Barbados was great fun. Everyone heads to a place called ‘The Boatyard’, which is a huge beach bar with a live band, volleyball, jet skiing, banana boats, ropeswings off a pier etc – great fun! The sea is a bright green and you can see fish swimming around you. I got stung by a jellyfish but it was worth it! The final destination was Grand Turk, which unfortunately I couldn’t see as I had In Port Manning, but we just found out that we won’t be going there any more as the ship was too big for the dock and it took too long to get everyone off on tender boats. So for the upcoming cruises we will go to Dominica or St Maarten instead.

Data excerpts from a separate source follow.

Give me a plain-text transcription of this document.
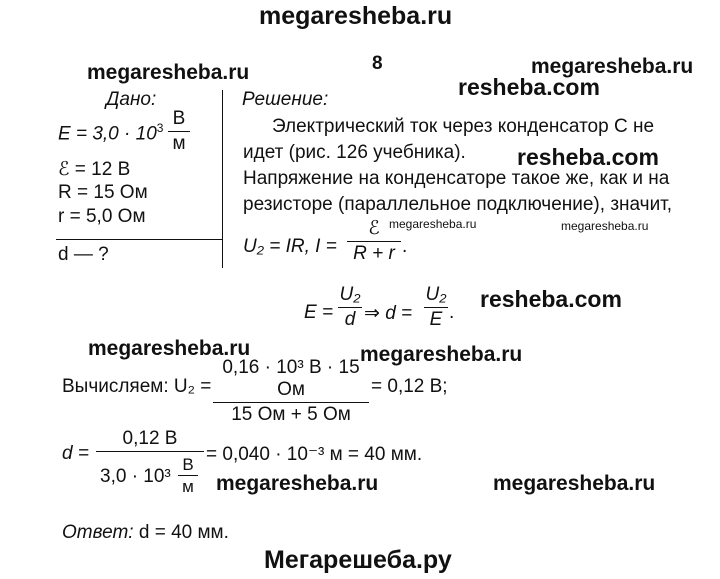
megaresheba.ru
megaresheba.ru	megaresheba.ru
resheba.com
resheba.com
megaresheba.ru	megaresheba.ru
resheba.com
megaresheba.ru	megaresheba.ru
megaresheba.ru	megaresheba.ru
Мегарешеба.ру
8
Дано:
$E = 3,0 \cdot 10^3$ В
м
ℰ = 12 В
R = 15 Ом
r = 5,0 Ом
d — ?
Решение:
Электрический ток через конденсатор C не
идет (рис. 126 учебника).
Напряжение на конденсаторе такое же, как и на
резисторе (параллельное подключение), значит,
U₂ = IR, I =
ℰ
R + r .
E =
U₂
d ⇒ d =
U₂
E .
Вычисляем: U₂ =
0,16 · 10³ В · 15 Ом
15 Ом + 5 Ом
= 0,12 В;
d =
0,12 В
3,0 · 10³
В
м
= 0,040 · 10⁻³ м = 40 мм.
Ответ: d = 40 мм.
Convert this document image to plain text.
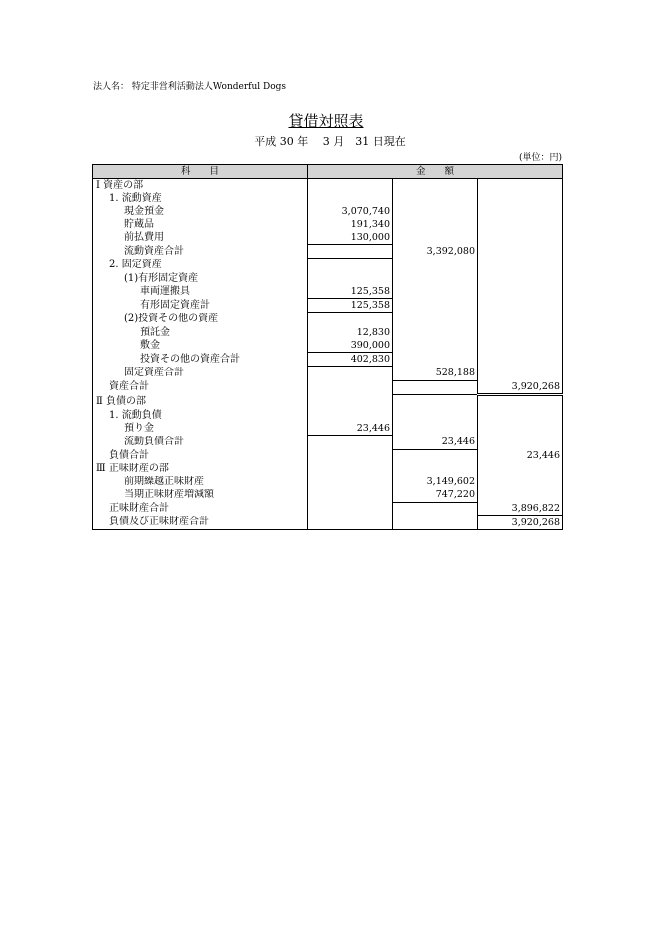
法人名： 特定非営利活動法人Wonderful Dogs
貸借対照表
平成 30 年　 3 月　31 日現在
(単位：円)
科　　目	金　　額		
Ⅰ 資産の部			
1. 流動資産			
現金預金	3,070,740		
貯蔵品	191,340		
前払費用	130,000		
流動資産合計		3,392,080	
2. 固定資産			
(1)有形固定資産			
車両運搬具	125,358		
有形固定資産計	125,358		
(2)投資その他の資産			
預託金	12,830		
敷金	390,000		
投資その他の資産合計	402,830		
固定資産合計		528,188	
資産合計			3,920,268
Ⅱ 負債の部			
1. 流動負債			
預り金	23,446		
流動負債合計		23,446	
負債合計			23,446
Ⅲ 正味財産の部			
前期繰越正味財産		3,149,602	
当期正味財産増減額		747,220	
正味財産合計			3,896,822
負債及び正味財産合計			3,920,268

So everything is going very well. The other day I received a white star card which means that a passenger found my service excellent and has taken it upon themselves to write a letter of recommendation to Cunard. I was delivered a copy and it turns out that 2 Canadian blokes enjoyed my playing and think that I have ‘verve’. They also mention that they had the ‘pleasure of discussing musical topics’ with me on deck, which is weird because all I remember talking about is what would happen if you jumped off the side of the ship in the middle of the night! I also received a gift from some guests who know Dad – they basically left me a bag full of their left over suncream, shampoo, toothpaste, gin and rum which was nice!
I’ll finish with a ship horror story that keeps cropping up...apparently 2 years ago there was a couple of Filipino guys (apparently this is the correct way to spell it) who were competing for a promotion on the ship. When the news came out and the successful guy was celebrating in the crew mess, his competitor strolled in with a copper hammer and smacked him twice in the head, killing him, before throwing the hammer in the bin and walking back to his room. This caused an angry mob of Filipinos to congregate outside his room with various weapons in the hope of doing a similar thing to him, but the ship security arrested him, and he’s now serving a life sentence in an English prison. There’s a plaque on the crew mess wall in memory of him. So we don’t mess with the Filipinos!